Combinou com os russos?

Por Marcos Paulo Lima
postado em 15/07/2018 00:00
Pela posse da Copa

Uma das virtudes da França é a capacidade de reinvenção. Há dois anos, o time de Didier Deschamps foi vice-campeão da Eurocopa, em casa, jogando no estilo Pep Guardiola: com mais posse de bola do que o adversário, tomando as rédeas do jogo, pressionando no campo inimigo. Assim, eliminou Itália e Alemanha na fase de mata-mata. O estilo só não deu certo na decisão contra Portugal. A seleção sufocou os lusitanos durante todo o tempo normal e a prorrogação. Resultado: perdeu por 1 x 0.

A França teve média de 53% de posse de bola na Eurocopa e ficou sem o troféu. A frustração fez Didier Deschamps mudar os planos para a Copa do Mundo. Basta ver os números da fase de mata-mata. A média caiu para 46% nas vitórias sobre Argentina (oitavas), Uruguai (quartas) e Bélgica (semifinais). No triunfo sobre os Diabos Vermelhos, desabou para 40%. Os campeões de 1998 jogaram por uma bola ; a cobrança de escanteio de Griezmann na cabeça do zagueiro Umtiti. Essa é a França que vai encarar a Croácia na decisão deste domingo no Estádio Luzhniki, em Moscou.

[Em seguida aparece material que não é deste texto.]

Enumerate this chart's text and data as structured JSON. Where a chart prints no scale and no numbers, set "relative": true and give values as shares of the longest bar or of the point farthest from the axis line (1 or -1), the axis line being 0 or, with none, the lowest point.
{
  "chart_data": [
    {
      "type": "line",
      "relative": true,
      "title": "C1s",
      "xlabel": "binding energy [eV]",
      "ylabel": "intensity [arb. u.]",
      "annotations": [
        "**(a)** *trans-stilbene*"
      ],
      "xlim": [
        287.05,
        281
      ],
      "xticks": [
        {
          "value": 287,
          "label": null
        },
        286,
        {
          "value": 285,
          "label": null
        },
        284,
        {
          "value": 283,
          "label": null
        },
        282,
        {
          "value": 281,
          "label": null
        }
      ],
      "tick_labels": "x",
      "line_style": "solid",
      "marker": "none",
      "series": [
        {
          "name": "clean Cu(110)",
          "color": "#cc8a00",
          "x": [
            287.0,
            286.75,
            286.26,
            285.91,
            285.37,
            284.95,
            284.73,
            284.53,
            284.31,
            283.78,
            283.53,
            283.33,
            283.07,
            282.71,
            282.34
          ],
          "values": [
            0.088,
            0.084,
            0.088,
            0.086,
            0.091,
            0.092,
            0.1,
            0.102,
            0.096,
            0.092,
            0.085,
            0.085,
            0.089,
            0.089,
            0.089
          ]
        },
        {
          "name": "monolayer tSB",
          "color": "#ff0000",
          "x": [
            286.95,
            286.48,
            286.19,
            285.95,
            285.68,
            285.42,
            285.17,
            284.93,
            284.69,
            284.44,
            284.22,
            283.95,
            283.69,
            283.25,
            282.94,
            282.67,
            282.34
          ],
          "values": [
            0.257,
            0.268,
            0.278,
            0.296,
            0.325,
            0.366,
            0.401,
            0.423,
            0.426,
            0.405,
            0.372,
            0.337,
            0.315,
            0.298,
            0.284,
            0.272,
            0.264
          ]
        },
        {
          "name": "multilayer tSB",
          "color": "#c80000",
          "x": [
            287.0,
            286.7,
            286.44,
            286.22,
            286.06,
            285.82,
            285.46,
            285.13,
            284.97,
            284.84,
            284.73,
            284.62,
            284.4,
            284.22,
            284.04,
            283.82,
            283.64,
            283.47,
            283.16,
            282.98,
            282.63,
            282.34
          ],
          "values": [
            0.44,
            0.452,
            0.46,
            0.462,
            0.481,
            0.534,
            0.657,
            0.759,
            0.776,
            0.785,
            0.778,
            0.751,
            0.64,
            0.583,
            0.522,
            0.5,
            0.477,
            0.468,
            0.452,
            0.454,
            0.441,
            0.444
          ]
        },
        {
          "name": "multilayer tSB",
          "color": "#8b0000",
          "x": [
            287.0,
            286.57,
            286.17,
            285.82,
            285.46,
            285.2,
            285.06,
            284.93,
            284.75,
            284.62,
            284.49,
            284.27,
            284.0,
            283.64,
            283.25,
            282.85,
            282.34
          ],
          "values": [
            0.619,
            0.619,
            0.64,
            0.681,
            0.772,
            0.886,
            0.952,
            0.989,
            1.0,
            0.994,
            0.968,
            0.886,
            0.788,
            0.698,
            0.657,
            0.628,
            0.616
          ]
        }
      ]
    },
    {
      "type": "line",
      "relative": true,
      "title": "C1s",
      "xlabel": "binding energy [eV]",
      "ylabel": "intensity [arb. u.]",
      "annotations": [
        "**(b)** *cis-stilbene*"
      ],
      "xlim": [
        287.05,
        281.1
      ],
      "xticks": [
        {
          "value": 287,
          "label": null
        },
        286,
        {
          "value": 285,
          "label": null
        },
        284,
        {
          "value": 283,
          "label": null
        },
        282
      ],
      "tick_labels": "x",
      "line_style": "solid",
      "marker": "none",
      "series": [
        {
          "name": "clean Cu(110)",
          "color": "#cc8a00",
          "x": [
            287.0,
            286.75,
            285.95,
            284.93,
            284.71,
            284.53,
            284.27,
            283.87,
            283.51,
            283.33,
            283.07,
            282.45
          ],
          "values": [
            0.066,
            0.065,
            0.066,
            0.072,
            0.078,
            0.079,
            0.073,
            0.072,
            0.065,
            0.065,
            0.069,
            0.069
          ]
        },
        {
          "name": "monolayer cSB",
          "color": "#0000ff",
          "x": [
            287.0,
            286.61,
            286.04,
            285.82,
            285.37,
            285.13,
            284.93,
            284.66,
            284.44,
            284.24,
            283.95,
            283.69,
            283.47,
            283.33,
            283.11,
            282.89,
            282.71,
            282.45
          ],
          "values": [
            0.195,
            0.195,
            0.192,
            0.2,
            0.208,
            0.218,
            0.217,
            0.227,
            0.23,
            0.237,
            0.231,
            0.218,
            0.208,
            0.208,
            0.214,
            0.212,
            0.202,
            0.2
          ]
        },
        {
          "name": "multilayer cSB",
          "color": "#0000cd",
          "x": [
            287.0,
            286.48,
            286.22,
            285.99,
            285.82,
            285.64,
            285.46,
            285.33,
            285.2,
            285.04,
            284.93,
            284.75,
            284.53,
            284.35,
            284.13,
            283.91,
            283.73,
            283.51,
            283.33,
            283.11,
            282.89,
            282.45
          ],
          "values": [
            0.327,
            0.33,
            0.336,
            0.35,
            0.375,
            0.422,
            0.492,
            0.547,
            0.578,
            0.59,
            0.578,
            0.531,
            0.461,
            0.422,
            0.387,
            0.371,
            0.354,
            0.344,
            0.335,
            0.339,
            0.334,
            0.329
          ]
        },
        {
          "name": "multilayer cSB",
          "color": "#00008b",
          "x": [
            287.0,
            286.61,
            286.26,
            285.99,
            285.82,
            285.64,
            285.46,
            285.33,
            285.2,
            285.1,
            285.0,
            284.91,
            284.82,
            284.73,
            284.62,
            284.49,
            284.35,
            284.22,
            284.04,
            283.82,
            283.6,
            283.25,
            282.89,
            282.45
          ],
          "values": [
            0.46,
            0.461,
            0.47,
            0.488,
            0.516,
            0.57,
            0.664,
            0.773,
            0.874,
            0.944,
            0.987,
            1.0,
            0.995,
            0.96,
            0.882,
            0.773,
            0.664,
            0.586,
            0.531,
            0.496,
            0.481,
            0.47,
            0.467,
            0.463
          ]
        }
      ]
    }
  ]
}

A mudança de conceito passa pela reciclagem do elenco de 2016 para 2018. Dos 23 jogadores convocados por Didier Deschamps para a Copa, apenas nove foram vice-campeões na Eurocopa: os goleiros Lloris e Mandanda, os zagueiros Rami e Umtiti, os volantes Kanté e Pogba, o meia Matuidi e os atacantes Griezmann e Giroud.

Isso explica a resposta irônica de Griezmann às críticas do goleiro belga Courtois ao estilo de jogo da França. O atacante afirmou que o goleiro jogou e ganhou títulos no Atlético de Madrid, está no Chelsea e acha que veste a camisa do Barcelona na Bélgica. A seleção está fechada com a mudança de conceito proposta por Deschamps. Abre mão de jogar bonito pela conquista do título. O próprio Griezmann topou a mudança. Artilheiro da Eurocopa, passou a jogar como coadjuvante de Mbappé e de Giroud, praticamente na função de meia, em uma linha de três armadores no 4-2-3-1. Na Eurocopa, a França era configurada no sistema 4-4-2.

Nas oitavas, a França parou Messi. Na semi, reduziu os espaços dos mentores Hazard e De Bruyne e do centroavante Lukaku. A última fronteira para o título é anular Modric. Papel do volante Kanté. A conquista do bicampeonato passa pelos pés do símbolo da ;revolução francesa;: em vez da bola, a Copa.